Schicht im Revier
Ende des Jahres ist es mit dem Steinkohlebergbau in Deutschland nach über 150 Jahren vorbei. Die letzten beiden Zechen schließen. Im Ruhrgebiet wird der Bergbau aber noch lange präsent bleiben
Bottrop „...im Westen – sagen die Deutschen – da riecht es nach Ruß und Geld, nach Hütte und Kohlenstaub, nach den Abgasen der Kokereien, den Dämpfen der Chemie – und es riecht nach Macht.“Als der spätere Literatur-nobelpreisträger Heinrich Böll dies 1957 zu einer Fotoreportage über das Revier schrieb, kochte der Pott auf Höchsttemperaturen.
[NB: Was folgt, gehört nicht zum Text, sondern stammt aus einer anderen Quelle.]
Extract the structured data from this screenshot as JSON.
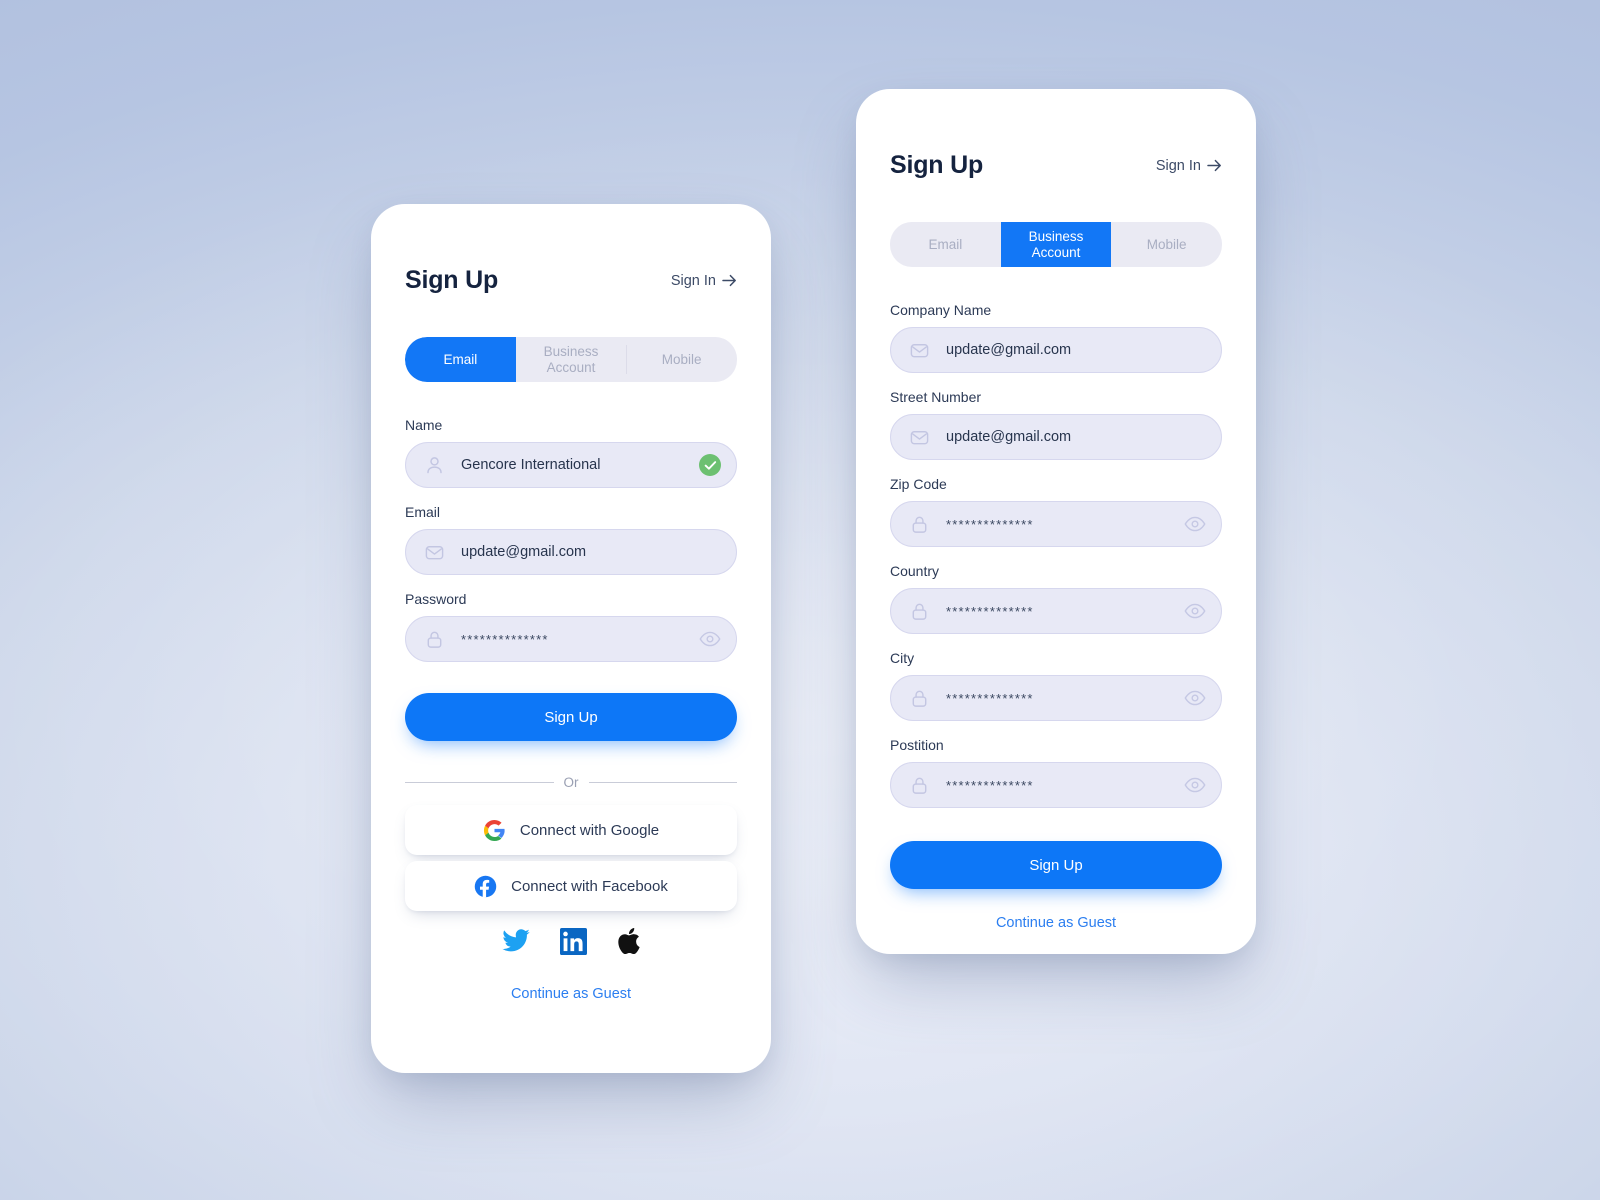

Fast eine halbe Million Menschen arbeiteten im Ruhrbergbau. Das Ruhrgebiet lieferte die Energie und den Stahl für das deutsche Wirtschaftswunder.
60 Jahre später dürfte kaum noch jemand die Städtelandschaft zwischen Duisburg und Dortmund mit Macht und Geld in Verbindung bringen. Der Himmel über der Ruhr ist längst wieder blau – und nicht rußig. Am Ende dieses Jahres ist auf der letzten von einst rund 150 Zechen im Revier für immer Schicht im Schacht. Bundespräsident Frank-walter Steinmeier wird an diesem Freitag zur Zeche Prosperhaniel nach Bottrop kommen, wenn dort symbolisch der letzte Förderwagen mit Kohle ans Tageslicht kommt. Es wird ein historischer Moment, denn nach mehr als 150 Jahren industrieller Steinkohleförderung verschwindet eine Traditionsbranche aus Deutschland.
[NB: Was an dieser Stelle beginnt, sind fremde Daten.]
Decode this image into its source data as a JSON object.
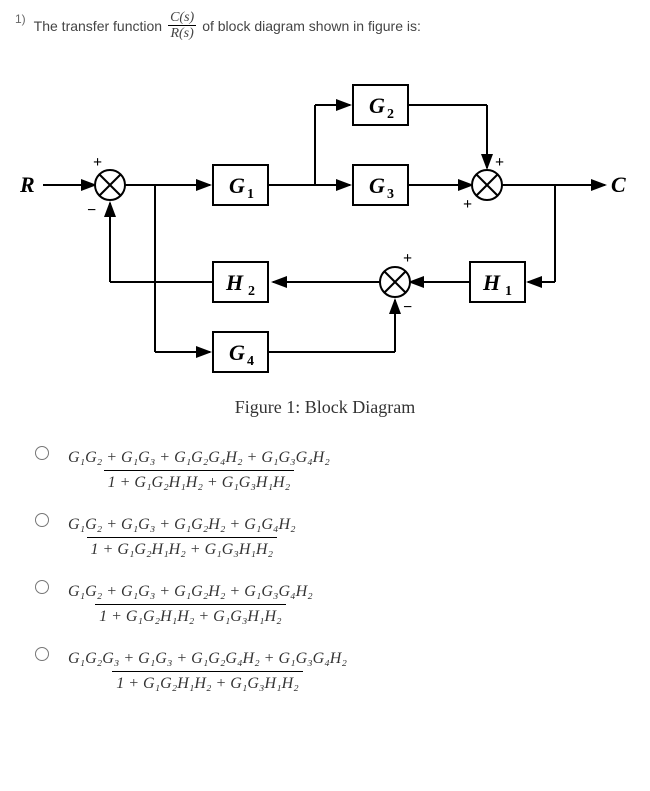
{
  "question": {
    "number": "1)",
    "text_pre": "The transfer function",
    "cs": "C(s)",
    "rs": "R(s)",
    "text_post": "of block diagram shown in figure is:"
  },
  "diagram": {
    "R": "R",
    "C": "C",
    "G1": "G",
    "G1_sub": "1",
    "G2": "G",
    "G2_sub": "2",
    "G3": "G",
    "G3_sub": "3",
    "G4": "G",
    "G4_sub": "4",
    "H1": "H",
    "H1_sub": "1",
    "H2": "H",
    "H2_sub": "2",
    "plus": "+",
    "minus": "−",
    "caption": "Figure 1: Block Diagram"
  },
  "options": [
    {
      "num": "G₁G₂ + G₁G₃ + G₁G₂G₄H₂ + G₁G₃G₄H₂",
      "den": "1 + G₁G₂H₁H₂ + G₁G₃H₁H₂"
    },
    {
      "num": "G₁G₂ + G₁G₃ + G₁G₂H₂ + G₁G₄H₂",
      "den": "1 + G₁G₂H₁H₂ + G₁G₃H₁H₂"
    },
    {
      "num": "G₁G₂ + G₁G₃ + G₁G₂H₂ + G₁G₃G₄H₂",
      "den": "1 + G₁G₂H₁H₂ + G₁G₃H₁H₂"
    },
    {
      "num": "G₁G₂G₃ + G₁G₃ + G₁G₂G₄H₂ + G₁G₃G₄H₂",
      "den": "1 + G₁G₂H₁H₂ + G₁G₃H₁H₂"
    }
  ]
}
Geprägt wird die Erinnerung an die Kohle von ihrer großen Zeit in der jungen Bundesrepublik. „Man kann sagen, dass unser Bild vom Bergbau vor allem durch die erfolgreiche Zeit der 1950er Jahre bestimmt ist. Damals erhielt er das positive, teilweise heroische Image, das ihm bis heute zu eigen ist“, sagt Heinrich Theodor Grütter. Er leitet das Ruhrmuseum auf der zum Weltkulturerbe aufgestiegenen Zeche Zollverein in Essen. Grütter steht auf dem Dach der ehemaligen Kohlenwäsche und zeigt mit weit ausholender Geste über das riesige Gelände der Zeche, die einst als leistungsfähigstes Bergwerk der Welt galt.
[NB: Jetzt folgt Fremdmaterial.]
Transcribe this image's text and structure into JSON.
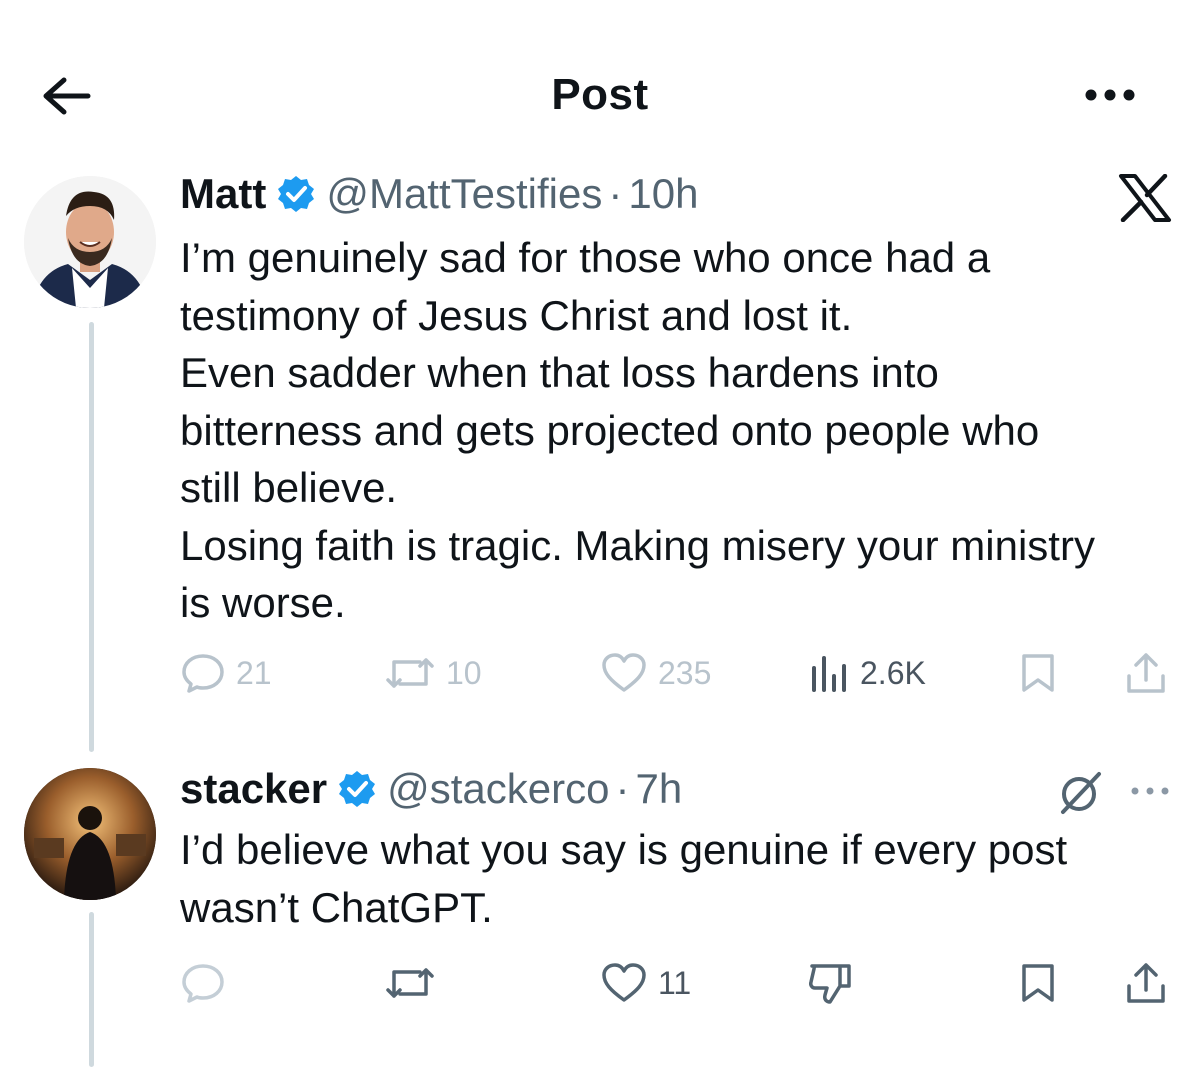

„Der Kohlehunger war immens, Arbeitskräfte wurden gesucht, Bergleute verdienten Spitzenlöhne wie heute bei VW oder Daimler“, beschreibt Grütter die Zeit, als Kohle noch schwarzes Gold war. Bis zu 8000 Menschen arbeiteten einmal auf Zollverein. Die Zahl der heute noch aktiven Bergleute ist auf eine überschaubare Gruppe geschrumpft. Auf Prosper-haniel und der zweiten zum Jahresende schließenden Zeche in Ibbenbüren im Münsterland arbeiten noch rund 3500 Bergleute.
Andreas Stieglan ist einer von ihnen. Wer zu seinem Arbeitsplatz will, muss mit dem Förderkorb 1260 Meter tief in die Erde fahren. Zwölf Meter pro Sekunde rauscht der Korb hinunter. Von einem unterirdischen Bahnhof geht es mit der Dieselkatze, einer Hängebahn, kilometerweit in den Berg. Es riecht nach feuchter Erde und Ruß. Viele Arbeiter sieht man nicht mehr. Die Fahrt endet an einem riesigen Hobel, der die Kohle aus dem Gestein fräst. Stieglan hat an dem Ungetüm jahrelang als Aufsichtshauer gearbeitet. Er war für die Abläufe in seiner Schicht verantwortlich.
Der Hobel steht schon seit dem Sommer still. Rund 1,8 Millionen Tonnen haben die Bergleute auf Prosper-haniel in diesem Jahr noch abgebaut, in den 1950er Jahren waren es im gesamten Ruhrgebiet mehr als 100 Mal so viel. Für den sinkenden Verbrauch der Kohlekraftanlagen und Stahlwerke in Deutschland hat die heimische Steinkohle schon seit längerem kaum noch Bedeutung.
Stieglans Gesicht ist von Kohlestaub verschmiert. Die Arbeitsjacke hat der 47-Jährige wegen der Hitze längst ausgezogen. Seine Knie stecken in orangefarbenen Kunststoffschalen. Aufrecht stehen kann er vieles muss im Knien gemacht werden – bei Lärm, Staub, Temperaturen an die 30 Grad und extrem hoher Luftfeuchtigkeit. „Das Hemd klebt eigentlich immer am Körper“, beschreibt Stieglan die Arbeitsbedingungen. „Der ständige Zug ist das Unangenehmste.“
Kohleabbau war bis zum Schluss auch Handarbeit – vor allem da, wo die großen Maschinen nicht hinkommen. „An schwierigen Stellen muss man den Bohrhammer nehmen – 20 Kilo schwer“, erzählt Stieglan. Das geht auf die Knochen. Trotzdem war es für ihn der Wunscharbeitsplatz. Jetzt trägt er die Kohle mit zu Grabe.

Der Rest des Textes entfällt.